When the Islamic State conquered Palmyra, ‘the world recoiled in horror, fearing [its] destruction’. The week after, Buzzfeed’s Mike Giglio ‘sat in a sunlit living room near the border with a looter from Palmyra who had spent much of the last 15 years robbing grave sites there’, and secured evidence for the events and processes that influence the flow of antiquities from vulnerable communities in Syria and Iraq to exploitative markets in the West.
After a month in Turkey’s borderlands, investigating the trafficking of Syria’s antiquities, Giglio spent weeks more analysing the evidence, in continued contact with his sources and in discussion with a range of international experts. When he showed me the photographs from a member of one looting-and-smuggling enterprise, I recognised some objects from photos from traders online in Turkey. I also thought I recognised some of the objects from the Islamic State propaganda regarding Palmyra.

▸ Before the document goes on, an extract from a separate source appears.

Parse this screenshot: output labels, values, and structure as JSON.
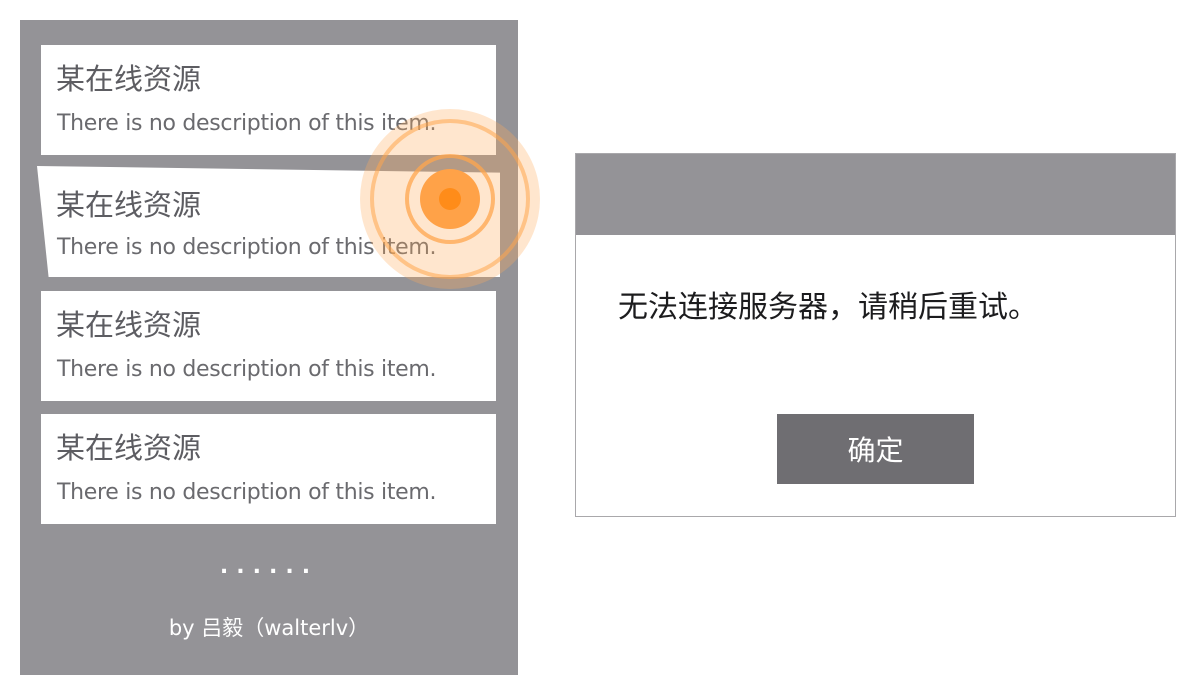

We ran through (and exhausted) a range of alternative explanations. Could they have been forged? Could they have been looted, then forged? We both judged that the potential differences were tricks of the light and of the angle of photography. However, since I didn’t trust my eye for this stuff, I told him not to trust it either. Thankfully, Mark Altaweel, Michael Danti and Amr al-Azm affirmed that the antiquities that the looter-smuggler had handled were the ones that the Islamic State had destroyed.
The looter-smuggler’s story confirmed the Islamic State’s claim that it had caught the smugglers and destroyed the contraband, though the Islamic State left out the rather unimpressive reason that they had caught the smugglers (and Abu Sayyaf’s antiquities stash proves that the Islamic State’s antiquities policing is about power and propaganda rather than purity).
The smuggler had been smoking a cigarette when he pulled into an ISIS checkpoint outside Aleppo, en route to Lebanon. This caused the militants to become suspicious, since they consider smoking a sin, and they decided to search the car, finding the busts inside.
The smuggler’s testimony affirms that pre-conflict criminal enterprises have persisted through the conflict, that some material is being stashed (for example, here, for four years between 2011 and 2015), but that material is still getting sold and smuggled to markets.
Intriguingly, the looter-smuggler had smuggled the sculptures from Syria to Turkey, but calculated the risk of smuggling them through Turkey and ‘conspired to smuggle them from Turkey back through Syria and on to Lebanon,… because Turkish authorities are far more diligent about cracking down on the trade than their counterparts in Lebanon’.
Contrarily, multi-commodity smuggler Ayham explained to le Temps’ Boris Mabillard that he had chosen the Syria-Turkey route precisely because he had found that Turkish authorities ‘turn[ed] a blind eye‘, ‘close[d] their eyes to the traffic in Syrian objects [ferment les yeux sur le trafic d’objets syriens]’. And Lebanon has seized many illicit cultural goods (hundreds of antiquities and thousands of forgeries).
Considering Turkish law enforcement officials have documented how Turkish intelligence agents have been involved in arms-for-antiquities trafficking, these differences may reflect perception more than reality (which would be interesting in itself). If not, they either indicate a significant change in policy, or reaffirm just how internally riven Turkish state structures are.